- Born: 2000 (age 25–26) Pugnido Refugee Camp, Ethiopia
- Occupation: Model
- Modelling information
- Height: 5 ft 10 in (1.78 m)
- Hair colour: Black
- Eye colour: Brown
- Agencies: Mode Models International (Calgary, mother agency); Traffic Models (Barcelona); Models 1 (London); Fabbrica Milano (Milan); Ford Models (New York, Paris);

= Awar Odhiang =

Canadian-South Sudanese model

Awar Odhiang (born 2000) is a Canadian-South Sudanese model. Odhiang is known for enthusiastically closing the Spring/Summer 2026 collection of Chanel. Vogue Italia deemed her as "the topmodel of the moment" in February 2026.

== Early life ==
Odhiang was born in 2000 in a refugee camp in Ethiopia's Pugnido (Pinyudo) Refugee Camp. Her parents are Anyuak and fled South Sudan due to civil war prior to Odhiang's birth. In 2002, her family was sponsored by a church and settled in Moose Jaw, Canada. At 16 she moved to Calgary with her family.

Growing up Odhiang was bullied, saying "I was the odd one out in my class and society in general. Growing up in Moose Jaw, there weren't very many Black families there or Black people in general. I really felt like an outcast. I didn't really see myself as beautiful, I guess."

== Career ==
Odhiang was scouted at 16 by Canadian model-turned agent Lisa Kauffmann. A year later when working working at an Old Navy in Market Mall, Kelly Streit scouted Odhiang and with the blessing of Kauffmann (who intended to close her agency) signed to Mode Models International.
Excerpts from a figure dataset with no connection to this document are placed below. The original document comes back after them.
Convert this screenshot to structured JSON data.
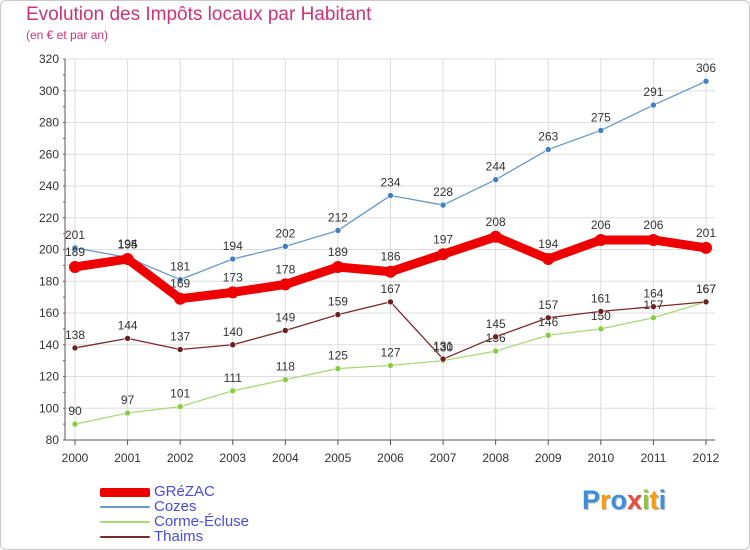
{
  "header": {
    "title": "Evolution des Impôts locaux par Habitant",
    "subtitle": "(en € et par an)"
  },
  "chart_data": {
    "type": "line",
    "title": "Evolution des Impôts locaux par Habitant",
    "subtitle": "(en € et par an)",
    "xlabel": "",
    "ylabel": "",
    "categories": [
      "2000",
      "2001",
      "2002",
      "2003",
      "2004",
      "2005",
      "2006",
      "2007",
      "2008",
      "2009",
      "2010",
      "2011",
      "2012"
    ],
    "ylim": [
      80,
      320
    ],
    "yticks": [
      80,
      100,
      120,
      140,
      160,
      180,
      200,
      220,
      240,
      260,
      280,
      300,
      320
    ],
    "grid": true,
    "legend_position": "bottom-left",
    "series": [
      {
        "name": "Cozes",
        "values": [
          201,
          195,
          181,
          194,
          202,
          212,
          234,
          228,
          244,
          263,
          275,
          291,
          306
        ],
        "color": "#6699cc",
        "marker": "#3f80c0"
      },
      {
        "name": "Corme-Écluse",
        "values": [
          90,
          97,
          101,
          111,
          118,
          125,
          127,
          130,
          136,
          146,
          150,
          157,
          167
        ],
        "color": "#a8d878",
        "marker": "#88cc44"
      },
      {
        "name": "Thaims",
        "values": [
          138,
          144,
          137,
          140,
          149,
          159,
          167,
          131,
          145,
          157,
          161,
          164,
          167
        ],
        "color": "#7a2a2a",
        "marker": "#6b1f1f"
      },
      {
        "name": "GRéZAC",
        "values": [
          189,
          194,
          169,
          173,
          178,
          189,
          186,
          197,
          208,
          194,
          206,
          206,
          201
        ],
        "color": "#ee0000",
        "marker": "#ee0000"
      }
    ]
  },
  "legend": {
    "items": [
      {
        "label": "GRéZAC",
        "color": "#ee0000"
      },
      {
        "label": "Cozes",
        "color": "#6699cc"
      },
      {
        "label": "Corme-Écluse",
        "color": "#a8d878"
      },
      {
        "label": "Thaims",
        "color": "#7a2a2a"
      }
    ]
  },
  "logo": {
    "text": "Proxiti",
    "letters": [
      {
        "ch": "P",
        "color": "#3f8fd8"
      },
      {
        "ch": "r",
        "color": "#f39c12"
      },
      {
        "ch": "o",
        "color": "#3f8fd8"
      },
      {
        "ch": "x",
        "color": "#e74c3c"
      },
      {
        "ch": "i",
        "color": "#8cc63f"
      },
      {
        "ch": "t",
        "color": "#f39c12"
      },
      {
        "ch": "i",
        "color": "#3f8fd8"
      }
    ]
  }
}
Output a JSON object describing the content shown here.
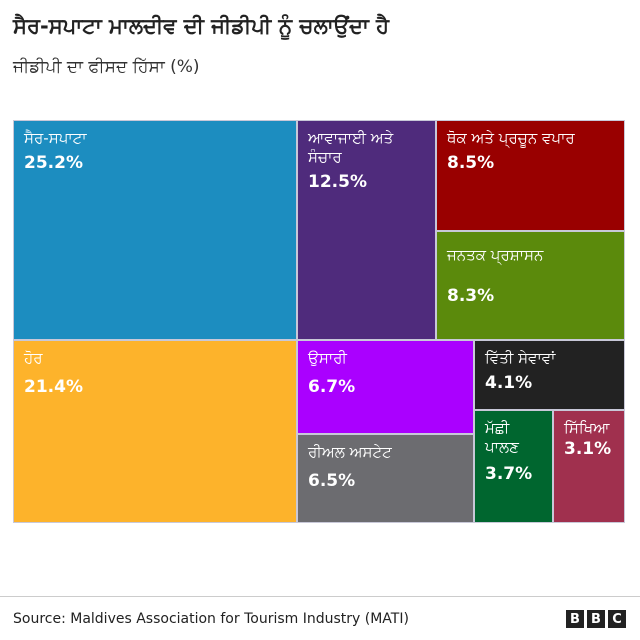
{
  "title": "ਸੈਰ-ਸਪਾਟਾ ਮਾਲਦੀਵ ਦੀ ਜੀਡੀਪੀ ਨੂੰ ਚਲਾਉਂਦਾ ਹੈ",
  "subtitle": "ਜੀਡੀਪੀ ਦਾ ਫੀਸਦ ਹਿੱਸਾ (%)",
  "chart_data": {
    "type": "treemap",
    "title": "ਸੈਰ-ਸਪਾਟਾ ਮਾਲਦੀਵ ਦੀ ਜੀਡੀਪੀ ਨੂੰ ਚਲਾਉਂਦਾ ਹੈ",
    "subtitle": "ਜੀਡੀਪੀ ਦਾ ਫੀਸਦ ਹਿੱਸਾ (%)",
    "items": [
      {
        "label": "ਸੈਰ-ਸਪਾਟਾ",
        "value": 25.2,
        "value_label": "25.2%",
        "color": "#1c8dc0"
      },
      {
        "label": "ਹੋਰ",
        "value": 21.4,
        "value_label": "21.4%",
        "color": "#fdb32b"
      },
      {
        "label": "ਆਵਾਜਾਈ ਅਤੇ ਸੰਚਾਰ",
        "value": 12.5,
        "value_label": "12.5%",
        "color": "#4f2b7c"
      },
      {
        "label": "ਥੋਕ ਅਤੇ ਪ੍ਰਚੂਨ ਵਪਾਰ",
        "value": 8.5,
        "value_label": "8.5%",
        "color": "#990000"
      },
      {
        "label": "ਜਨਤਕ ਪ੍ਰਸ਼ਾਸਨ",
        "value": 8.3,
        "value_label": "8.3%",
        "color": "#5b8a0c"
      },
      {
        "label": "ਉਸਾਰੀ",
        "value": 6.7,
        "value_label": "6.7%",
        "color": "#aa00ff"
      },
      {
        "label": "ਰੀਅਲ ਅਸਟੇਟ",
        "value": 6.5,
        "value_label": "6.5%",
        "color": "#6c6c70"
      },
      {
        "label": "ਵਿੱਤੀ ਸੇਵਾਵਾਂ",
        "value": 4.1,
        "value_label": "4.1%",
        "color": "#222222"
      },
      {
        "label": "ਮੱਛੀ ਪਾਲਣ",
        "value": 3.7,
        "value_label": "3.7%",
        "color": "#00662f"
      },
      {
        "label": "ਸਿੱਖਿਆ",
        "value": 3.1,
        "value_label": "3.1%",
        "color": "#a0304e"
      }
    ]
  },
  "source": "Source: Maldives Association for Tourism Industry (MATI)",
  "logo": [
    "B",
    "B",
    "C"
  ]
}
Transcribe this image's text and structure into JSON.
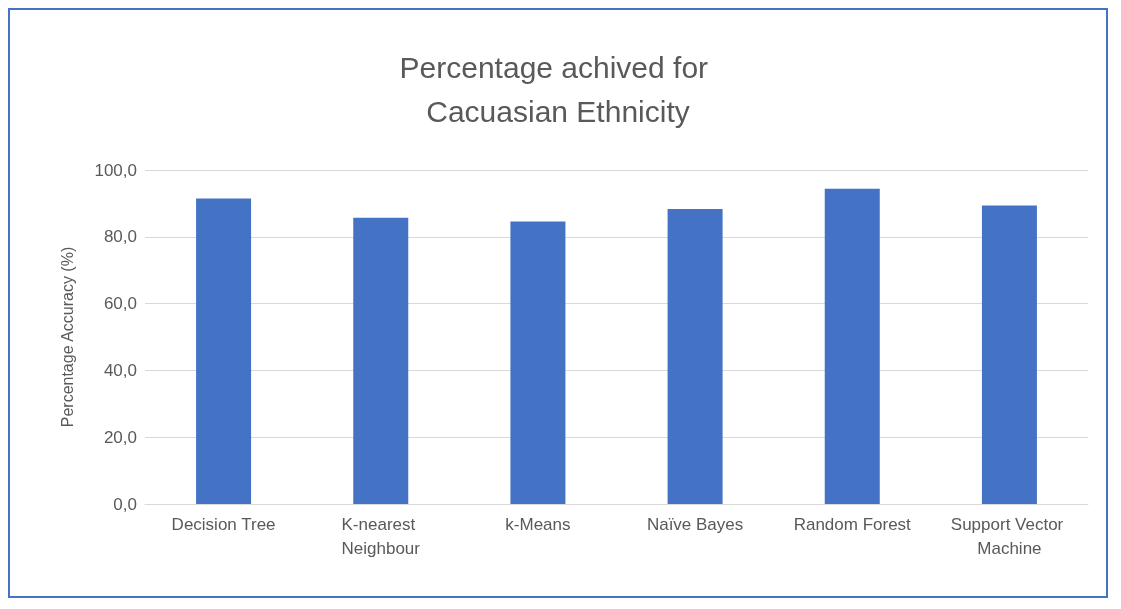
{
  "chart_data": {
    "type": "bar",
    "title": "Percentage achived for Cacuasian Ethnicity",
    "ylabel": "Percentage Accuracy (%)",
    "categories": [
      "Decision Tree",
      "K-nearest Neighbour",
      "k-Means",
      "Naïve Bayes",
      "Random Forest",
      "Support Vector Machine"
    ],
    "values": [
      91.5,
      85.7,
      84.6,
      88.3,
      94.4,
      89.4
    ],
    "color": "#4472c4",
    "ylim": [
      0,
      100
    ],
    "yticks": [
      {
        "value": 0,
        "label": "0,0"
      },
      {
        "value": 20,
        "label": "20,0"
      },
      {
        "value": 40,
        "label": "40,0"
      },
      {
        "value": 60,
        "label": "60,0"
      },
      {
        "value": 80,
        "label": "80,0"
      },
      {
        "value": 100,
        "label": "100,0"
      }
    ],
    "grid": "y"
  }
}
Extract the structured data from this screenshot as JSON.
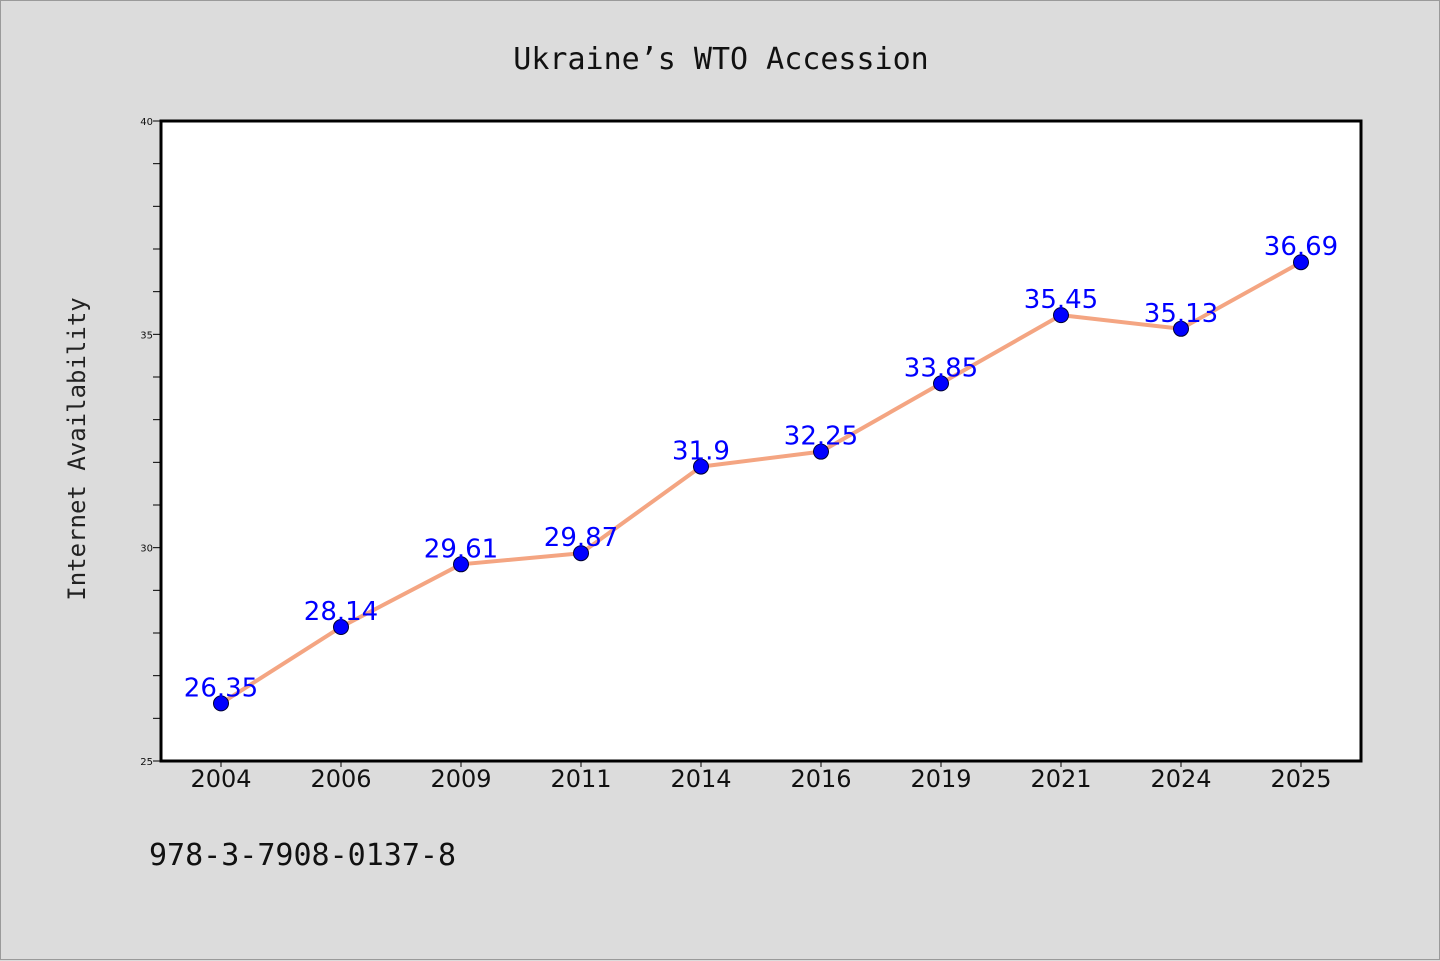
{
  "chart_data": {
    "type": "line",
    "title": "Ukraine’s WTO Accession",
    "xlabel": "",
    "ylabel": "Internet Availability",
    "categories": [
      "2004",
      "2006",
      "2009",
      "2011",
      "2014",
      "2016",
      "2019",
      "2021",
      "2024",
      "2025"
    ],
    "series": [
      {
        "values": [
          26.35,
          28.14,
          29.61,
          29.87,
          31.9,
          32.25,
          33.85,
          35.45,
          35.13,
          36.69
        ],
        "data_labels": [
          "26.35",
          "28.14",
          "29.61",
          "29.87",
          "31.9",
          "32.25",
          "33.85",
          "35.45",
          "35.13",
          "36.69"
        ]
      }
    ],
    "ylim": [
      25,
      40
    ],
    "yticks": [
      "25",
      "30",
      "35",
      "40"
    ],
    "grid": false,
    "legend": "none",
    "colors": {
      "line": "#f4a582",
      "marker": "#0000ff",
      "data_label": "#0000ff",
      "plot_background": "#ffffff",
      "figure_background": "#dcdcdc"
    }
  },
  "footer": {
    "isbn": "978-3-7908-0137-8"
  }
}
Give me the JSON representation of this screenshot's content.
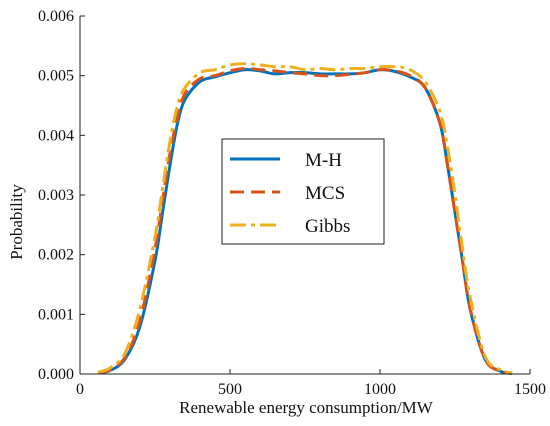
{
  "colors": {
    "mh": "#0072BD",
    "mcs": "#D95319",
    "gibbs": "#EDB120",
    "axis": "#222222",
    "background": "#ffffff"
  },
  "chart_data": {
    "type": "line",
    "title": "",
    "xlabel": "Renewable energy consumption/MW",
    "ylabel": "Probability",
    "xlim": [
      0,
      1500
    ],
    "ylim": [
      0,
      0.006
    ],
    "xticks": [
      0,
      500,
      1000,
      1500
    ],
    "xtick_labels": [
      "0",
      "500",
      "1000",
      "1500"
    ],
    "yticks": [
      0,
      0.001,
      0.002,
      0.003,
      0.004,
      0.005,
      0.006
    ],
    "ytick_labels": [
      "0.000",
      "0.001",
      "0.002",
      "0.003",
      "0.004",
      "0.005",
      "0.006"
    ],
    "grid": false,
    "legend_position": "center",
    "series": [
      {
        "name": "M-H",
        "style": "solid",
        "color": "#0072BD",
        "x": [
          60,
          100,
          150,
          200,
          250,
          275,
          300,
          325,
          350,
          400,
          450,
          500,
          550,
          600,
          650,
          700,
          750,
          800,
          850,
          900,
          950,
          1000,
          1050,
          1100,
          1150,
          1200,
          1225,
          1250,
          1275,
          1300,
          1350,
          1400,
          1440
        ],
        "y": [
          2e-05,
          6e-05,
          0.00025,
          0.0008,
          0.0019,
          0.0027,
          0.0035,
          0.0042,
          0.0046,
          0.0049,
          0.00498,
          0.00505,
          0.0051,
          0.00508,
          0.00503,
          0.00505,
          0.00505,
          0.00503,
          0.00503,
          0.00503,
          0.00505,
          0.0051,
          0.00507,
          0.00498,
          0.0048,
          0.0042,
          0.0035,
          0.0027,
          0.0019,
          0.0011,
          0.00025,
          5e-05,
          1e-05
        ]
      },
      {
        "name": "MCS",
        "style": "dashed",
        "color": "#D95319",
        "x": [
          60,
          100,
          150,
          200,
          250,
          275,
          300,
          325,
          350,
          400,
          450,
          500,
          550,
          600,
          650,
          700,
          750,
          800,
          850,
          900,
          950,
          1000,
          1050,
          1100,
          1150,
          1200,
          1225,
          1250,
          1275,
          1300,
          1350,
          1400,
          1440
        ],
        "y": [
          2e-05,
          7e-05,
          0.00028,
          0.0009,
          0.0021,
          0.0029,
          0.0037,
          0.0043,
          0.0047,
          0.00495,
          0.005,
          0.00508,
          0.00512,
          0.0051,
          0.00508,
          0.00505,
          0.00503,
          0.005,
          0.005,
          0.00502,
          0.00505,
          0.0051,
          0.00508,
          0.005,
          0.0048,
          0.0042,
          0.0035,
          0.0027,
          0.0019,
          0.0011,
          0.00025,
          5e-05,
          1e-05
        ]
      },
      {
        "name": "Gibbs",
        "style": "dashdot",
        "color": "#EDB120",
        "x": [
          60,
          100,
          150,
          200,
          250,
          275,
          300,
          325,
          350,
          400,
          450,
          500,
          550,
          600,
          650,
          700,
          750,
          800,
          850,
          900,
          950,
          1000,
          1050,
          1100,
          1150,
          1200,
          1225,
          1250,
          1275,
          1300,
          1350,
          1400,
          1440
        ],
        "y": [
          3e-05,
          0.0001,
          0.00035,
          0.0011,
          0.0023,
          0.0031,
          0.0039,
          0.0045,
          0.0048,
          0.00505,
          0.0051,
          0.00518,
          0.0052,
          0.00518,
          0.00515,
          0.00515,
          0.0051,
          0.00512,
          0.0051,
          0.00512,
          0.00512,
          0.00515,
          0.00515,
          0.0051,
          0.0049,
          0.0044,
          0.0038,
          0.003,
          0.0021,
          0.0013,
          0.0003,
          7e-05,
          2e-05
        ]
      }
    ]
  }
}
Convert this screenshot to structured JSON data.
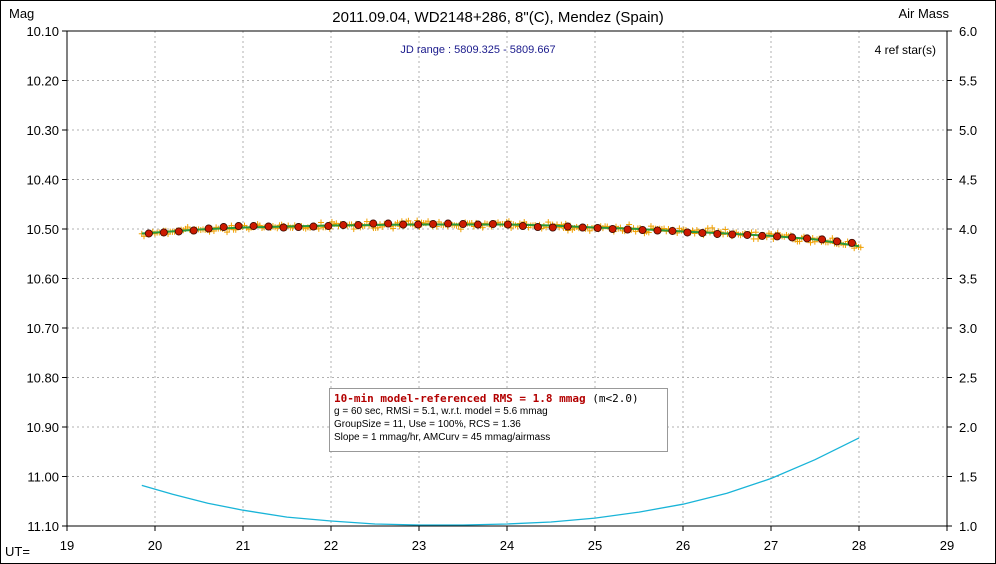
{
  "title": "2011.09.04, WD2148+286, 8\"(C), Mendez (Spain)",
  "ylabel_left": "Mag",
  "ylabel_right": "Air Mass",
  "xlabel": "UT=",
  "jd_range": "JD range : 5809.325 - 5809.667",
  "ref_stars": "4 ref star(s)",
  "stats": {
    "headline": "10-min model-referenced RMS = 1.8 mmag",
    "headline_note": " (m<2.0)",
    "line2": "g = 60 sec, RMSi = 5.1, w.r.t. model = 5.6 mmag",
    "line3": "GroupSize = 11, Use = 100%, RCS = 1.36",
    "line4": "Slope = 1 mmag/hr, AMCurv = 45 mmag/airmass"
  },
  "colors": {
    "raw_points": "#f0a000",
    "binned_points": "#cc1a00",
    "model_line": "#2a9a3a",
    "airmass_line": "#19b4d8",
    "grid": "#b0b0b0"
  },
  "chart_data": {
    "type": "scatter",
    "xlim": [
      19,
      29
    ],
    "ylim_mag": [
      10.1,
      11.1
    ],
    "ylim_airmass": [
      1.0,
      6.0
    ],
    "mag_axis_inverted": true,
    "x_ticks": [
      "19",
      "20",
      "21",
      "22",
      "23",
      "24",
      "25",
      "26",
      "27",
      "28",
      "29"
    ],
    "y_ticks_left": [
      "10.10",
      "10.20",
      "10.30",
      "10.40",
      "10.50",
      "10.60",
      "10.70",
      "10.80",
      "10.90",
      "11.00",
      "11.10"
    ],
    "y_ticks_right": [
      "6.0",
      "5.5",
      "5.0",
      "4.5",
      "4.0",
      "3.5",
      "3.0",
      "2.5",
      "2.0",
      "1.5",
      "1.0"
    ],
    "grid": true,
    "binned_mag": {
      "x": [
        19.93,
        20.1,
        20.27,
        20.44,
        20.61,
        20.78,
        20.95,
        21.12,
        21.29,
        21.46,
        21.63,
        21.8,
        21.97,
        22.14,
        22.31,
        22.48,
        22.65,
        22.82,
        22.99,
        23.16,
        23.33,
        23.5,
        23.67,
        23.84,
        24.01,
        24.18,
        24.35,
        24.52,
        24.69,
        24.86,
        25.03,
        25.2,
        25.37,
        25.54,
        25.71,
        25.88,
        26.05,
        26.22,
        26.39,
        26.56,
        26.73,
        26.9,
        27.07,
        27.24,
        27.41,
        27.58,
        27.75,
        27.92
      ],
      "y": [
        10.509,
        10.507,
        10.505,
        10.503,
        10.499,
        10.496,
        10.494,
        10.494,
        10.495,
        10.497,
        10.496,
        10.495,
        10.494,
        10.492,
        10.492,
        10.489,
        10.489,
        10.491,
        10.491,
        10.49,
        10.489,
        10.49,
        10.491,
        10.49,
        10.491,
        10.494,
        10.496,
        10.497,
        10.495,
        10.497,
        10.498,
        10.5,
        10.501,
        10.502,
        10.503,
        10.504,
        10.507,
        10.508,
        10.51,
        10.511,
        10.512,
        10.514,
        10.515,
        10.517,
        10.519,
        10.521,
        10.525,
        10.528
      ]
    },
    "model_mag": {
      "x": [
        19.85,
        20.5,
        21.0,
        21.5,
        22.0,
        22.5,
        23.0,
        23.5,
        24.0,
        24.5,
        25.0,
        25.5,
        26.0,
        26.5,
        27.0,
        27.5,
        28.0
      ],
      "y": [
        10.509,
        10.501,
        10.497,
        10.495,
        10.493,
        10.492,
        10.491,
        10.491,
        10.491,
        10.493,
        10.497,
        10.5,
        10.505,
        10.509,
        10.514,
        10.521,
        10.535
      ]
    },
    "airmass": {
      "x": [
        19.85,
        20.2,
        20.6,
        21.0,
        21.5,
        22.0,
        22.5,
        23.0,
        23.5,
        24.0,
        24.5,
        25.0,
        25.5,
        26.0,
        26.5,
        27.0,
        27.5,
        28.0
      ],
      "y": [
        1.41,
        1.32,
        1.23,
        1.16,
        1.09,
        1.05,
        1.02,
        1.01,
        1.01,
        1.02,
        1.04,
        1.08,
        1.14,
        1.22,
        1.33,
        1.48,
        1.67,
        1.89
      ]
    },
    "raw_mag": {
      "x_start": 19.85,
      "x_end": 28.02,
      "count": 330,
      "scatter_mmag": 5
    }
  }
}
Before becoming a model Odhiang intended to become a doctor.

Odhiang worked for SSENSE before signing to an Italian modelling agency and going to Italy in January 2020. Odhiang was featured on the cover of Le Monde d'Hermès in September 2021. Since then on the covers of AnOther, Harper's Bazaar France, Harper's Bazaar Italia, i-D, M Le Magazine du Monde, Pop, and more.

In February 2024, Odhiang walked 34 shows, including Balenciaga, Chanel, Fendi, Gucci, Hermès, Isabel Marant, Louis Vuitton, Prada, and Versace. At the time she had also starred in six advertising campaigns for Saint Laurent. In October 2024, Odhiang made her Victoria's Secret Fashion Show debut on the Victoria's Secret Fashion Show 2024 runway.

In October 2025, Odhiang closed the show of the debut Chanel collection of Matthieu Blazy, spinning, clapping, and smiling down the runway, even embracing Blazy in a hug. The moment went viral. Russh commended her for "breaking tradition" and the South China Morning Post described it as "a triumphant celebration", "[Odhiang] was radiating with joy as she glided on the ramp, clapping in honour of the flawless finale...". Odhiang later told Vogue, "[Blazy] had told me, 'This is your moment, this is a chance for you to just enjoy it, do what you do, and do you,' and so that's exactly what I did.".

In February 2026, Odhiang was featured on the cover of Vogue Italia.